タイトルに「果てしなき」とあるが、実際の出来事は数時間程度の話に見える。にもかかわらず、何度も日が昇り、沈んでいる。それは現実の時間ではなく、「死者の国」における時間の流れとして描かれているからだ。その感覚を受け取れないと、この作品の面白さはかなり削がれてしまう気がする。
ところどころの美しい風景は、実写ではないかと感じる瞬間があった。映画館を出たあと、自分は夢でも見ていたのではないか、という感覚が残った。見たことがある風景のようにも感じたからだ。
音楽の使い方もとても良い。大事な場面で音楽が前に出てきて説明することがない。観る側が考え、感じる余白を奪わない、ちょうどいい距離感だった。
『竜とそばかすの姫』のときにも感じたことだが、兄弟を虐待していた父親は、はっきりと悪い存在として描かれていた。細田作品は、薄っぺらい勧善懲悪を描く人ではなかったはずだと思っていたが、今回の作品で少し腑に落ちた。追い詰められている当事者に寄り添うとき、きれいごとは言えない。何を言っても「上から目線」に聞こえてしまうからだ。
この作品には、「クローディアスも本当は後悔している」といった描写が一切ない。「悪役にも人生がある」という、日本映画ではよく見られる視点もない。それでも、クローディアスは「どうせ最後に殺されるだけの存在」にはなっていない。役所広司の存在感も大きい。
一方で、聖はきれいごとを言って何度も殺されそうになる。

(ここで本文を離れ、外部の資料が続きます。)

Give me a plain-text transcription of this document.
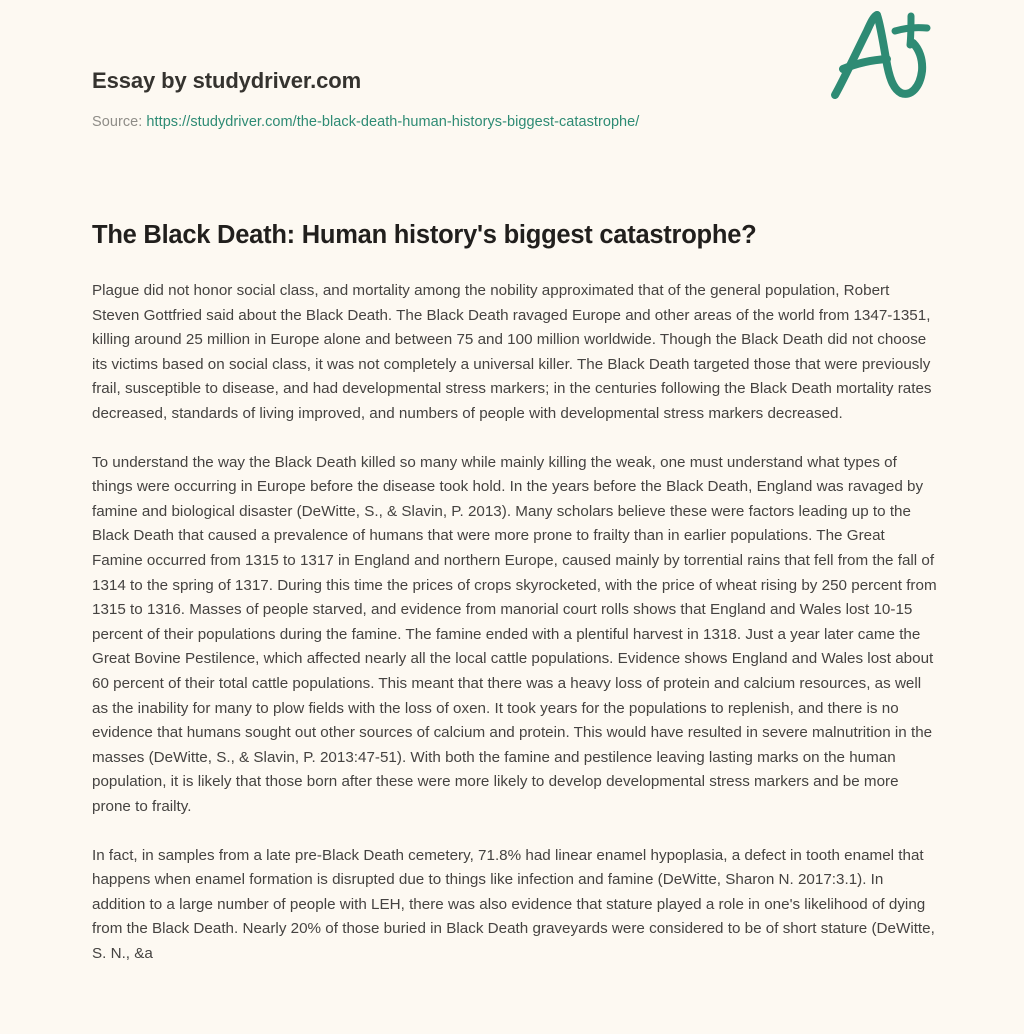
Essay by studydriver.com
Source: https://studydriver.com/the-black-death-human-historys-biggest-catastrophe/
The Black Death: Human history's biggest catastrophe?

Plague did not honor social class, and mortality among the nobility approximated that of the general population, Robert Steven Gottfried said about the Black Death. The Black Death ravaged Europe and other areas of the world from 1347-1351, killing around 25 million in Europe alone and between 75 and 100 million worldwide. Though the Black Death did not choose its victims based on social class, it was not completely a universal killer. The Black Death targeted those that were previously frail, susceptible to disease, and had developmental stress markers; in the centuries following the Black Death mortality rates decreased, standards of living improved, and numbers of people with developmental stress markers decreased.

To understand the way the Black Death killed so many while mainly killing the weak, one must understand what types of things were occurring in Europe before the disease took hold. In the years before the Black Death, England was ravaged by famine and biological disaster (DeWitte, S., & Slavin, P. 2013). Many scholars believe these were factors leading up to the Black Death that caused a prevalence of humans that were more prone to frailty than in earlier populations. The Great Famine occurred from 1315 to 1317 in England and northern Europe, caused mainly by torrential rains that fell from the fall of 1314 to the spring of 1317. During this time the prices of crops skyrocketed, with the price of wheat rising by 250 percent from 1315 to 1316. Masses of people starved, and evidence from manorial court rolls shows that England and Wales lost 10-15 percent of their populations during the famine. The famine ended with a plentiful harvest in 1318. Just a year later came the Great Bovine Pestilence, which affected nearly all the local cattle populations. Evidence shows England and Wales lost about 60 percent of their total cattle populations. This meant that there was a heavy loss of protein and calcium resources, as well as the inability for many to plow fields with the loss of oxen. It took years for the populations to replenish, and there is no evidence that humans sought out other sources of calcium and protein. This would have resulted in severe malnutrition in the masses (DeWitte, S., & Slavin, P. 2013:47-51). With both the famine and pestilence leaving lasting marks on the human population, it is likely that those born after these were more likely to develop developmental stress markers and be more prone to frailty.

In fact, in samples from a late pre-Black Death cemetery, 71.8% had linear enamel hypoplasia, a defect in tooth enamel that happens when enamel formation is disrupted due to things like infection and famine (DeWitte, Sharon N. 2017:3.1). In addition to a large number of people with LEH, there was also evidence that stature played a role in one's likelihood of dying from the Black Death. Nearly 20% of those buried in Black Death graveyards were considered to be of short stature (DeWitte, S. N., &a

スカーレットから「バカかおまえは?」と怒鳴られる。その感覚はとても正直だ。復讐者の目から見れば、聖の言葉は能天気に映る。
聖の人生についても、映画は詳しく描かない。「聖の言うことも分かる」と観客に思わせるための説教的な描写はない。集中治療室につながれていたのは聖だった。未来ある若者が、理不尽な事件に巻き込まれたという事実だけが、控えめに示される。そこで感動させすぎると、作品の狙いがぶれてしまう。復讐者にとっては「バカじゃないのか」としか思えないのだから。
父や聖の優しさに心を動かされる場面は確かにある。ただし、その描写には微妙な距離が保たれている。世の中には、誰からも優しくされたことがない人もいる。それは復讐に向かう十分な理由になりうるし、この映画はその視点も切り捨てていない。
ちょうど元首相銃撃事件の判決があった日でもあり、池袋の暴走事故など、いくつかの現実の事件を思い出した。犯人がいかにも凶悪な人物であれば、第三者としては分かりやすい。しかし、当事者ではないからそう思えるだけだ。「許せない」という感情は、単純にエンタメ化してはいけない。
胸がすくようなエンターテインメントではない。でも、こんな映画があってもいい。見てよかったと思える作品だった。